New In Town pits a big city girl in a factory town for a culture clash comedy. The cold of a harsh middle American winter was quite a clash for the stars too. Zellweger called the hilarity of dealing with frozen body fluid.
Zellweger on being New in Town
"It was highly entertaining and very educational," Zellweger said. "I didn’t know cold like that. It was a whole different kind of experience. It was a marvelous exercise in developing new survival skills. It was a whole new language for the biological things that happen. Who knew that panty hose could be so very important, three or four pairs at a time? I never imagined that I would rejoice at the pantyhose laid out on the bed by wardrobe every morning. They were essential. I would not be here today were it not for the Hanes, I promise this."
Like the characters in the movie, the small town charm won over any initial cynicism. "There were so many things about that place that were so charming. I loved the ice sculpture downtown. That was great. Waiting for the snow to compile and harden I suppose, that took probably 30 minutes. That was fantastic. The tenacity of the people was just so impressive. To me you looked out side and think, ‘Where is the road?’ because you can’t see the road. ‘I guess there is no driving today.’ But that’s not the case. Everybody just gets up and they get on with it like it’s normal. It’s just commonplace that your face freezes within two seconds of stepping outside of the door."
New in Town
New in Town
New in Town
The experience of being new in town was easily relatable to the actress. "Every four months [I'm] new in town. Wherever the next location is and wherever you get sent the first order of business is to plop the bags down in what is going to be home for the next four to six months. Then you hoof it around and try to discover what’s going on in the community. You find what your patterns and surroundings are going to be for the next six months. So yes, perpetually new in town. On set there is an immediate intimacy to some degree because you come into a project with a whole lot of people with common goals. It’s this big huge cooperative effort that everyone is really passionate about and it’s very exciting. It’s very strange because you become like a high school class or something by the time you wrap a picture. It’s very strange to leave it behind. It’s a very strange nomadic circus life I guess. You are perpetually new in every respect."

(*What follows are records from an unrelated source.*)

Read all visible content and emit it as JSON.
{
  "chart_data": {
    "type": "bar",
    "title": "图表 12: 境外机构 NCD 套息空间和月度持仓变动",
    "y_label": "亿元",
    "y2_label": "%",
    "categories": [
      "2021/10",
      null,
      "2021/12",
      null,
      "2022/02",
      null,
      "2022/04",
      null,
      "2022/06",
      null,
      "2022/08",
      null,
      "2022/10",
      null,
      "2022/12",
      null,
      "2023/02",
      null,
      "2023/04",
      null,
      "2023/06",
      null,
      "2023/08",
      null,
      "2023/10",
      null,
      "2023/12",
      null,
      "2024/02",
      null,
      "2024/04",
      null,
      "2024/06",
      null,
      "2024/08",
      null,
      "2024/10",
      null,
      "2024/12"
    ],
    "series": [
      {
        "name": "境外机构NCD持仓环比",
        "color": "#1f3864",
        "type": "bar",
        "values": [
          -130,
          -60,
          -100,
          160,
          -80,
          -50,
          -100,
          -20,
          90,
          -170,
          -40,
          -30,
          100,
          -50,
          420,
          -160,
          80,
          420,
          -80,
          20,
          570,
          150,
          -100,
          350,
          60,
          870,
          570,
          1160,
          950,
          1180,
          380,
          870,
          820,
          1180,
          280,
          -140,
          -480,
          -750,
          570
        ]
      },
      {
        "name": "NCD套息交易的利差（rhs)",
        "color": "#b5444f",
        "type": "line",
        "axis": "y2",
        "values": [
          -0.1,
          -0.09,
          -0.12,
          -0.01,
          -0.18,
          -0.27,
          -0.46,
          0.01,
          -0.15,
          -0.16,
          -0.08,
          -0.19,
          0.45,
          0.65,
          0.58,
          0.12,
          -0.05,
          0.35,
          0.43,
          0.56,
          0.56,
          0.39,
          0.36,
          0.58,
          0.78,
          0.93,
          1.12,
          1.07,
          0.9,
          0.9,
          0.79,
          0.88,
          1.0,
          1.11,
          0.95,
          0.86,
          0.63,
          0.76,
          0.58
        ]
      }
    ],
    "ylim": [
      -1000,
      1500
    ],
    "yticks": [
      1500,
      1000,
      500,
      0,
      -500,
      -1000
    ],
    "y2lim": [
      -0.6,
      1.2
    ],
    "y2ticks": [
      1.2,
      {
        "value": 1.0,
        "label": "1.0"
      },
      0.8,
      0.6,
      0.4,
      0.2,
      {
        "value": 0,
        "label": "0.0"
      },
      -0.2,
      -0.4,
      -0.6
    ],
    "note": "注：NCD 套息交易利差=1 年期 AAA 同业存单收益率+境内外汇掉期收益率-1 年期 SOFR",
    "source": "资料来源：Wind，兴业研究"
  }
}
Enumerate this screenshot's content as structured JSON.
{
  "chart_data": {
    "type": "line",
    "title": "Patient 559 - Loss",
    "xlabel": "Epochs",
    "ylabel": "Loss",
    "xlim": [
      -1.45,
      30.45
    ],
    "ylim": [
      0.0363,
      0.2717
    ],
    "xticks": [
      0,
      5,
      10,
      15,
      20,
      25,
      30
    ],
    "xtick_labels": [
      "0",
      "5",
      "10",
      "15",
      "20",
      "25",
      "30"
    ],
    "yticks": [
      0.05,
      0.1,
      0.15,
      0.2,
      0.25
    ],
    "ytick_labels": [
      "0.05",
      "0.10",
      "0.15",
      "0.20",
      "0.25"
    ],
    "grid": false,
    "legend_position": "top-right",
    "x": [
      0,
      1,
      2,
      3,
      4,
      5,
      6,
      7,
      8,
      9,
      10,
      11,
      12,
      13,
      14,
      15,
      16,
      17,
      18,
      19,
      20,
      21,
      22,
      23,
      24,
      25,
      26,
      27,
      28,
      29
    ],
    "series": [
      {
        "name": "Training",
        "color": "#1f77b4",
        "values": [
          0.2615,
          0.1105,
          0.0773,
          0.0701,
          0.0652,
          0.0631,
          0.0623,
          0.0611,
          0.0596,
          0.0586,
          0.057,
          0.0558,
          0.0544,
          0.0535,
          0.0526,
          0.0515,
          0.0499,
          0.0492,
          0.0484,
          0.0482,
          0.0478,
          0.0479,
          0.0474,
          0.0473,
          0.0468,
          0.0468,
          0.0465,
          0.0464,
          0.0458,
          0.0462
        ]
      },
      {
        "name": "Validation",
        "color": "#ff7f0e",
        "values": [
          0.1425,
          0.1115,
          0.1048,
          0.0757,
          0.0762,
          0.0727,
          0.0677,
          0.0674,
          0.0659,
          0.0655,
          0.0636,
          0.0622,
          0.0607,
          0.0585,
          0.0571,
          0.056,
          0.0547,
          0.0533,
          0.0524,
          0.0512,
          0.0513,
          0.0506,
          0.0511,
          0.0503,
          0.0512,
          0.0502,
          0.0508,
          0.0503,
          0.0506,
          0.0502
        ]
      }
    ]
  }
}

Of course there's a small town gentleman (Harry Connick, Jr.) and the duo are at odds at first, until they realize they're perfect for each other. "I guess it’s about the play really. It’s about the exchange really and what’s honest in it. Hopefully, if the writing is good, and the dialogue is believable, it just comes together naturally. I felt so lucky on this. I knew we were going to have a great time having met the cast before we started. You don’t know how its’ going to ultimately come together until you start. You get out there and give it a shot. We share the same sense of humor, which is sort of miraculous and it was really, really unfortunate for the director and crew who want to keep it going. I think that came into play quite a bit. We have the same appreciation for the moment that could be. It was just play really."